Since the advent of thin provisioning, the concept of “data efficiency” has been used to describe how storage arrays deliver on large capacity requests while only reserving what’s actually occupied by data. For me, 3PAR (pre-HP) pioneered this in their thin provisioning and “Zero Detect” feature combo, which they like to deem a sort of deduplication 1.0 (they deduped zeroes in stream).
With the wider implementation of deduplication and compression, the “data efficiency” term has stepped (or been pushed) into marketing spotlights around the industry. HP 3PAR still promotes it, EMC XtremIO positions it at the top of their array metrics, and Pure Storage has it at the top-left of their capacity bar.
Is it bad to calculate and show? No. It’s a real statistic after all. Does it have any power or intrinsic value, though? No.
Thin provisioning is like fiberchannel or iSCSI connectivity in enterprise arrays. An array that doesn’t include it doesn’t rate the classification of “modern enterprise storage” in my book. Do most people consider air conditioning a perk when shopping for a car? I doubt it–it’s a given today.
Beyond the fact that it should be a given, the real issue I have with “Data Efficiency” is the inappropriate and near-fraudulent use of it in sales & marketing communication.
— Jonathan Frappier (@jfrappier) September 25, 2015
The above tweet has a few other issues as well, but for the topic at hand, the efficiency stat of 418 to 1 is the focus. It’s incredible at face value! Who wouldn’t want an XtremIO!?

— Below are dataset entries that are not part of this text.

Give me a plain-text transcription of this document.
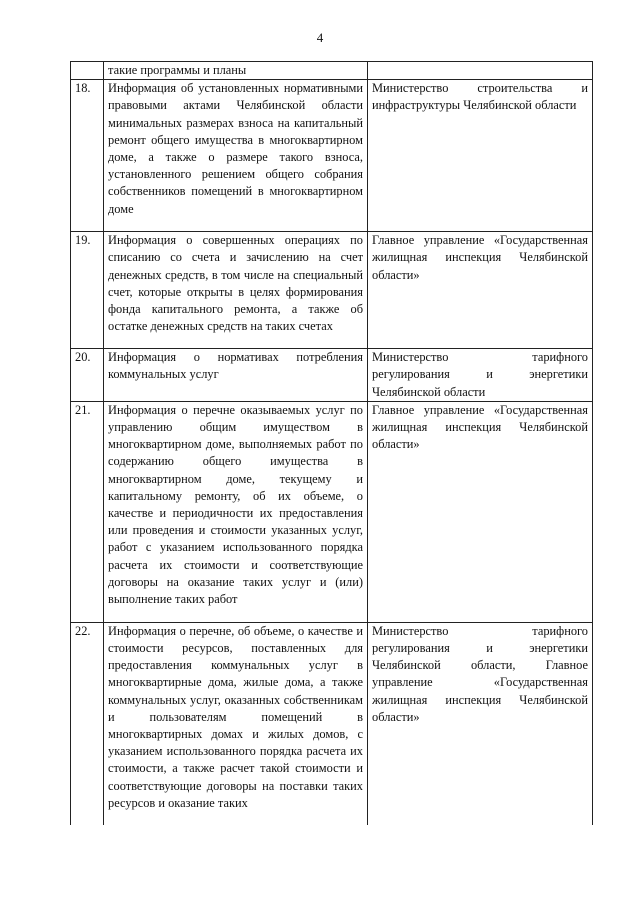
4
	такие программы и планы	
18.	Информация об установленных нормативными правовыми актами Челябинской области минимальных размерах взноса на капитальный ремонт общего имущества в многоквартирном доме, а также о размере такого взноса, установленного решением общего собрания собственников помещений в многоквартирном доме	Министерство строительства и инфраструктуры Челябинской области
19.	Информация о совершенных операциях по списанию со счета и зачислению на счет денежных средств, в том числе на специальный счет, которые открыты в целях формирования фонда капитального ремонта, а также об остатке денежных средств на таких счетах	Главное управление «Государственная жилищная инспекция Челябинской области»
20.	Информация о нормативах потребления коммунальных услуг	Министерство тарифного регулирования и энергетики Челябинской области
21.	Информация о перечне оказываемых услуг по управлению общим имуществом в многоквартирном доме, выполняемых работ по содержанию общего имущества в многоквартирном доме, текущему и капитальному ремонту, об их объеме, о качестве и периодичности их предоставления или проведения и стоимости указанных услуг, работ с указанием использованного порядка расчета их стоимости и соответствующие договоры на оказание таких услуг и (или) выполнение таких работ	Главное управление «Государственная жилищная инспекция Челябинской области»
22.	Информация о перечне, об объеме, о качестве и стоимости ресурсов, поставленных для предоставления коммунальных услуг в многоквартирные дома, жилые дома, а также коммунальных услуг, оказанных собственникам и пользователям помещений в многоквартирных домах и жилых домов, с указанием использованного порядка расчета их стоимости, а также расчет такой стоимости и соответствующие договоры на поставки таких ресурсов и оказание таких	Министерство тарифного регулирования и энергетики Челябинской области, Главное управление «Государственная жилищная инспекция Челябинской области»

It’s a completely fabricated number, however. For testing and whatever else is going on with that array, the admin has provisioned 1.1 petabytes on top of 15 terabytes of real storage. Even with magic pixie dust, no storage vendor can achieve that squeeze job (or anything reasonably close for mainstream over-provisioning).
The number that matters is “Data Reduction”. It has a hard backing of deduplication + compression and reflects how much more data you are fitting on the array as a result of software capabilities. That said, any number can be inflated with synthetic activities like cloning, etc (as is also occurring in the above image).

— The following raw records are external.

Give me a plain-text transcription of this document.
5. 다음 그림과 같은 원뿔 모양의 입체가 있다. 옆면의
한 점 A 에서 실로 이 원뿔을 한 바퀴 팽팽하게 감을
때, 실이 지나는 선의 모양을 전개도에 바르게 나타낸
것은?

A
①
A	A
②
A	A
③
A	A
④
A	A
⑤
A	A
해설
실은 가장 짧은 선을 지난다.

I’m a big proponent of integrity in the workplace and sales cycle, which I realize is idealistic when so much money is on the line with these vendors. Still, they are disgracing the worthy products they represent by using these tactics to seal deals. Let the products stand on their own two feet!
The final takeaway of all these words is that “data efficiency” is more of a reflection on a storage admin’s provisioning style than it is on the storage array’s performance.
If I only provision what I will use, my efficiency (minus dedupe+compression) will be 1. I’m not over-subscribing and I’m using it all–it’s like paying for everything with cash.
If I create massive volumes to leave the OS or hypervisor lots of overhead, then my efficiency will soar–it’s like paying with high-limit credit cards. The limit is sky-high, but trying to use it all would bankrupt your array (and resume–most arrays don’t take kindly to being completely full, which means downtime). At the end of the day, my number will be different than yours, and that’s all it is–different.
So leave “efficiency” out of your POC conversation. Keep it to what’s objective. Reduction is the name of the game. How’s yours?